Epidemiologist Vinogiri KS noted that vaccinations had been ramped up, but also said it was unlikely that cases would peak by the end of August due to the appearance of new variants of concern.
She told FMT the new Lambda mutation had already shown higher infectivity than the Gamma and Alpha variants, as well as immune evasion from neutralising antibodies.
She said Putrajaya had relaxed SOPs too soon as deadly variants were most probably already in the community.
“Even those who are vaccinated are getting infected and falling ill, especially older people and those with comorbidities. It is vital to first break the chain of transmission and bring the curve down before easing restrictions, regardless of high vaccination rates.”

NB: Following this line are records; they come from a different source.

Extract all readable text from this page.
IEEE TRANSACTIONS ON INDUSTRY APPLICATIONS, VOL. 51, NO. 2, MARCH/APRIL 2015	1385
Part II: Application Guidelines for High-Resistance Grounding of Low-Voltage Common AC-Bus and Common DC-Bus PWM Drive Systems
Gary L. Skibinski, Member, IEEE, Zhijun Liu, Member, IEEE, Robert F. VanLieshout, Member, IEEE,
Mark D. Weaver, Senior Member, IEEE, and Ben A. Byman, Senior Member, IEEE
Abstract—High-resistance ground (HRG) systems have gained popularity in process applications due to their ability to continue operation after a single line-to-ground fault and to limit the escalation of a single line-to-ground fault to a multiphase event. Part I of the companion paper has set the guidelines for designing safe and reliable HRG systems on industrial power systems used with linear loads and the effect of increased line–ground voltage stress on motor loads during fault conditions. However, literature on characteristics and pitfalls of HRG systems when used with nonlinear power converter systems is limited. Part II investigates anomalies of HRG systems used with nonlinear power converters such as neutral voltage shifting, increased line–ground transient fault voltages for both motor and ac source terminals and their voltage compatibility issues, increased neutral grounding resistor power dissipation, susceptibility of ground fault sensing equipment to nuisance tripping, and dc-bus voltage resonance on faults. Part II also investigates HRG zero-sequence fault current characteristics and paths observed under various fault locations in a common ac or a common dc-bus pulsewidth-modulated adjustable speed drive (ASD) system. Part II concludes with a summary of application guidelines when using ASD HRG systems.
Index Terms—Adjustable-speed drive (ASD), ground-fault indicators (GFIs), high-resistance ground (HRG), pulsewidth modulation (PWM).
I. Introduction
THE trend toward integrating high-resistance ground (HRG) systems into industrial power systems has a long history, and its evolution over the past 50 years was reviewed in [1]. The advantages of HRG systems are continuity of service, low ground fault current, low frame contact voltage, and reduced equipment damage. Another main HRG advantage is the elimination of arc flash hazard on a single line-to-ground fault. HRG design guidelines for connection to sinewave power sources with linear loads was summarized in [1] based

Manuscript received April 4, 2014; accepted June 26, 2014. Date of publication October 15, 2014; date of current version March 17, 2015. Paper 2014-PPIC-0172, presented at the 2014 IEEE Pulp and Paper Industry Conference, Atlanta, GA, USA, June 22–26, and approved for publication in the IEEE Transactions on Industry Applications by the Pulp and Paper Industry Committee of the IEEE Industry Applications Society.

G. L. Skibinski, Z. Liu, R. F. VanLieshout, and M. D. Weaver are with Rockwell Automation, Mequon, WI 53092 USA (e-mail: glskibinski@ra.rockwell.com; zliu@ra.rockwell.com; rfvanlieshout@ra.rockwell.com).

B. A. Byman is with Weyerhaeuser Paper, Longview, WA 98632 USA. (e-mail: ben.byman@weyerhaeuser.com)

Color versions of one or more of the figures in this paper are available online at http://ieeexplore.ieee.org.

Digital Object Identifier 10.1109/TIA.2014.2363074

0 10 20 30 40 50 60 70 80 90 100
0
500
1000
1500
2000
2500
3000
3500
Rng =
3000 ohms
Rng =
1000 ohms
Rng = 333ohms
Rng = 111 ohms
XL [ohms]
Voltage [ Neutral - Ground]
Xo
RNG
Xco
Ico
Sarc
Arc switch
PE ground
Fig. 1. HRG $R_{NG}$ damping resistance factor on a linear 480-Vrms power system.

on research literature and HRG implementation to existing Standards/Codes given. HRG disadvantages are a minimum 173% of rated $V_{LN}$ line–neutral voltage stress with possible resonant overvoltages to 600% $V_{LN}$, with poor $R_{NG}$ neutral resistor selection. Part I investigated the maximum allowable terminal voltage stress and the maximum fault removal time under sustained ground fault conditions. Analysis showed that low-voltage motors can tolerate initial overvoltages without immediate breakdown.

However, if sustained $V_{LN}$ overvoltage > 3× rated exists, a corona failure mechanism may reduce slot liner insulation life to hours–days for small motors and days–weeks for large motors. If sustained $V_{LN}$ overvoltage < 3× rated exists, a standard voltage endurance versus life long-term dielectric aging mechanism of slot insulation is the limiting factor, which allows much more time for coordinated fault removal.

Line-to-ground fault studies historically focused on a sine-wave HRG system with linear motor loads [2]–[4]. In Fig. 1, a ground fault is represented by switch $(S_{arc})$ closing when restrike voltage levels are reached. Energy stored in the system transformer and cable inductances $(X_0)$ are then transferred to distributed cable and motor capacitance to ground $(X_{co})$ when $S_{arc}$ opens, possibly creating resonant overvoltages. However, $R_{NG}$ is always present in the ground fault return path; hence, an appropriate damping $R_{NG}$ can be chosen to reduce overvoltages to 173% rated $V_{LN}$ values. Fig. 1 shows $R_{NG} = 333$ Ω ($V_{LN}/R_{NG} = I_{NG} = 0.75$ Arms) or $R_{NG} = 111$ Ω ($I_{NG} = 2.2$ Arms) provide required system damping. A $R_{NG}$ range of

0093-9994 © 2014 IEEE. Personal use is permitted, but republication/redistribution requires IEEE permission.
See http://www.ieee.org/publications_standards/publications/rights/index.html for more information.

The third wave and surge in cases proved that the government had failed in implementing public health measures well, she said, comparing the nationwide lockdown enforced in June to the first movement control order last year.
Vinogiri also said the move to shorten the quarantine period for international travellers to 10 days was a “horrible decision”, attributing it to the variants’ arrival in Malaysia.
“Variants of concern can show results that are false negatives. This had led to their domination in the community with higher and faster infection rates and an increase in severe cases and deaths among all age groups.”